Dans la ville haute était un établissement fort chique et bon genre qui c’était ouvert depuis peu pour les amoureux du bien mangé las des bouges infâmes servant « de la merde » dixit son propriétaire. Le Verger Gourmand, tel était son nom, accueillait dans une ambiance bon enfant la bonne société de la ville et les capitaines, parfois un peu guindé, de passage. L’on y servait des produits frais, cultiver pour la majorité dans la campagne environnante ou dans le potager attenant au restaurant. Un verger, d’où son nom, complétait le tableau idyllique qui en ceinturait la terrasse.

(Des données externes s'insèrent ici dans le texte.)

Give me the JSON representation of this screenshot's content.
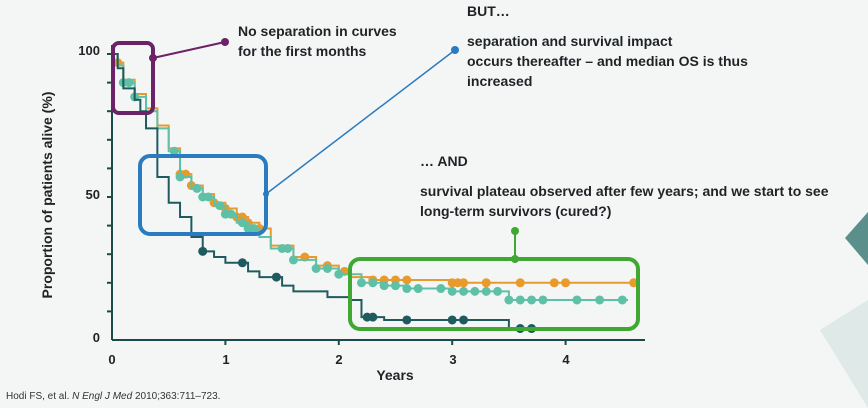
{
  "chart_data": {
    "type": "line",
    "title": "",
    "xlabel": "Years",
    "ylabel": "Proportion of patients alive (%)",
    "xlim": [
      0,
      4.6
    ],
    "ylim": [
      0,
      100
    ],
    "x_ticks": [
      "0",
      "1",
      "2",
      "3",
      "4"
    ],
    "y_ticks": [
      "0",
      "50",
      "100"
    ],
    "grid": false,
    "colors": {
      "orange": "#e89a2c",
      "teal": "#5fc0a8",
      "dark": "#1f5b5e"
    },
    "series": [
      {
        "color": "#e89a2c",
        "x": [
          0,
          0.05,
          0.1,
          0.2,
          0.3,
          0.4,
          0.5,
          0.6,
          0.7,
          0.8,
          0.9,
          1.0,
          1.1,
          1.2,
          1.3,
          1.4,
          1.6,
          1.8,
          2.0,
          2.1,
          2.3,
          2.6,
          3.0,
          3.5,
          4.0,
          4.6
        ],
        "y": [
          100,
          97,
          91,
          86,
          81,
          75,
          67,
          58,
          54,
          51,
          48,
          46,
          43,
          41,
          39,
          33,
          29,
          26,
          24,
          22,
          21,
          21,
          20,
          20,
          20,
          20
        ],
        "censor_x": [
          0.05,
          0.6,
          0.65,
          0.7,
          0.9,
          1.0,
          1.1,
          1.15,
          1.2,
          1.3,
          1.7,
          1.9,
          2.05,
          2.3,
          2.4,
          2.5,
          2.6,
          3.0,
          3.05,
          3.1,
          3.3,
          3.6,
          3.9,
          4.0,
          4.6
        ]
      },
      {
        "color": "#5fc0a8",
        "x": [
          0,
          0.05,
          0.1,
          0.2,
          0.3,
          0.4,
          0.5,
          0.6,
          0.7,
          0.8,
          0.9,
          1.0,
          1.1,
          1.2,
          1.3,
          1.4,
          1.6,
          1.8,
          2.0,
          2.2,
          2.4,
          2.6,
          3.0,
          3.5,
          4.0,
          4.55
        ],
        "y": [
          100,
          96,
          90,
          85,
          80,
          74,
          66,
          57,
          53,
          50,
          47,
          44,
          41,
          39,
          36,
          32,
          28,
          25,
          23,
          20,
          19,
          18,
          17,
          14,
          14,
          14
        ],
        "censor_x": [
          0.1,
          0.15,
          0.2,
          0.55,
          0.6,
          0.75,
          0.8,
          0.85,
          0.95,
          1.0,
          1.05,
          1.15,
          1.2,
          1.25,
          1.5,
          1.55,
          1.6,
          1.8,
          1.9,
          2.0,
          2.2,
          2.3,
          2.4,
          2.5,
          2.6,
          2.7,
          2.9,
          3.0,
          3.1,
          3.2,
          3.3,
          3.4,
          3.5,
          3.6,
          3.7,
          3.8,
          4.1,
          4.3,
          4.5
        ]
      },
      {
        "color": "#1f5b5e",
        "x": [
          0,
          0.05,
          0.1,
          0.2,
          0.25,
          0.3,
          0.4,
          0.5,
          0.6,
          0.7,
          0.8,
          0.9,
          1.0,
          1.2,
          1.3,
          1.5,
          1.6,
          1.9,
          2.1,
          2.2,
          2.4,
          2.8,
          3.0,
          3.5,
          3.7
        ],
        "y": [
          100,
          95,
          88,
          84,
          80,
          74,
          57,
          48,
          43,
          36,
          31,
          29,
          27,
          24,
          22,
          19,
          17,
          15,
          14,
          8,
          7,
          7,
          7,
          4,
          4
        ],
        "censor_x": [
          0.8,
          1.15,
          1.45,
          2.25,
          2.3,
          2.6,
          3.0,
          3.1,
          3.6,
          3.7
        ]
      }
    ],
    "annotations": {
      "first_months": "No separation in curves",
      "first_months_2": "for the first months",
      "but": "BUT…",
      "separation_1": "separation and survival impact",
      "separation_2": "occurs thereafter – and median OS is thus",
      "separation_3": "increased",
      "and": "… AND",
      "plateau_1": "survival plateau observed after few years; and we start to see",
      "plateau_2": "long-term survivors (cured?)"
    },
    "citation": {
      "authors": "Hodi FS, et al. ",
      "journal": "N Engl J Med",
      "ref": " 2010;363:711–723."
    }
  }
}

Deux drôles d’oiseaux occupaient les lieux ce jour. Le premier, un perroquet malicieux, saccageait les fruits presque mûrs de la pommeraie à grand coups de becs au grand désespoir du jardinier. Le deuxième était simplement attablé, ou plus exactement, était enfin attablés puisqu’il avait fait changer quatre fois de place son couvert, prétextant une meilleure vue. Pile en face de l’entrée, il jetait furtivement des coups d’œil, comme s’il attendait quelqu’un. Il saisissait le jambonneau pour lui faire un sort, faisant fi des convenances locales et effrayant par ces manières au passage quelques pimbêches du cru.
Soudain le cou de Coco se tordit laissant là son festin de pommes. Dans son œil noir se reflétait l’ombre de celui que son maître attendait... les affaires reprenaient enfin, s’en était fini des graines, au moins pour quelques temps pensât-il.